I was taken aback; I had, in fact, just met with him, in my typical style- to share my observations about what was going wrong, as I saw it. Also in my typical style, I hadn’t shared this information with anyone.

“I did…,” I hesitated, then smiled. “How did you know?”

“Your PERFUME!” she beamed, having solved the case. “I walked into my meeting with him and immediately asked if he’d met with you. I could still smell your amazing perfume in his office!”

Stealth, I was not. Perhaps signature scents don’t mix well with going incognito. But my pride at her flattery superseded any concern about my meeting’s intention being known.


I come by my obsession with fragrance honestly – it’s in my blood. The National reports: “Throughout history, Arabs have used fragrance as a form of art, a symbol of reverence, and a token of beauty. In the 13th century the Sufi Arab mystic, Ibn Arabi, wrote in his masterpiece, Pearls of Wisdom, ‘of all the worldly goods, three things are dearest to my heart: perfume, women and prayer.”

The Arab world was instrumental to the evolution of the fragrance industry as we know it. It was Arab perfumers who developed the traditions and techniques that laid the foundation for the industry today. And one must only look so far as wardrobe to understand why this is; in a region where modest dressing is de riguer (and many in the gulf region wear abayas or dishdashes), the face and the scent become the focus. In fact, Emiratis- along with their Persian Gulf neighbors in Saudi Arabia, Bahrain, Qatar, and Oman, are the biggest spenders per capita on luxury perfume in the world- buying as much as 3 times as much perfume as their Western counterparts. As for my own country of origin, Syria, it was the birthplace of the Damask rose (the name refers to Damascus, Syria, where the flower is said to have originated).

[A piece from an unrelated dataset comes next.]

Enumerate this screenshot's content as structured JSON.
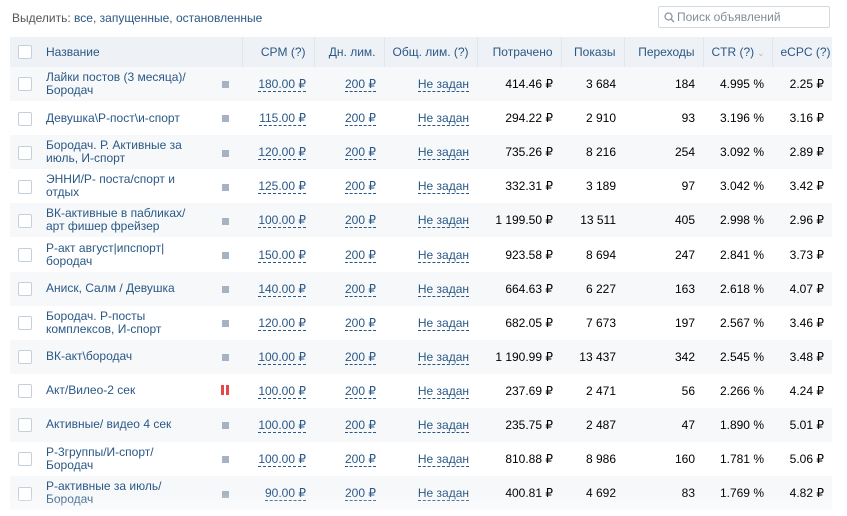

All of which is to say that my affinity for fragrance runs deep, and my collection is a reflection of the places I’ve been and the memories I’ve made in them, At one point, another former colleague and I almost started a boutique perfumerie business here in NYC. While we never pursued that particular passion (aedes de Venustas and MiN New York have a great collection if you share our affinity), I wanted to share a smaller selection of my favorites with you today. Herewith, my Top Five.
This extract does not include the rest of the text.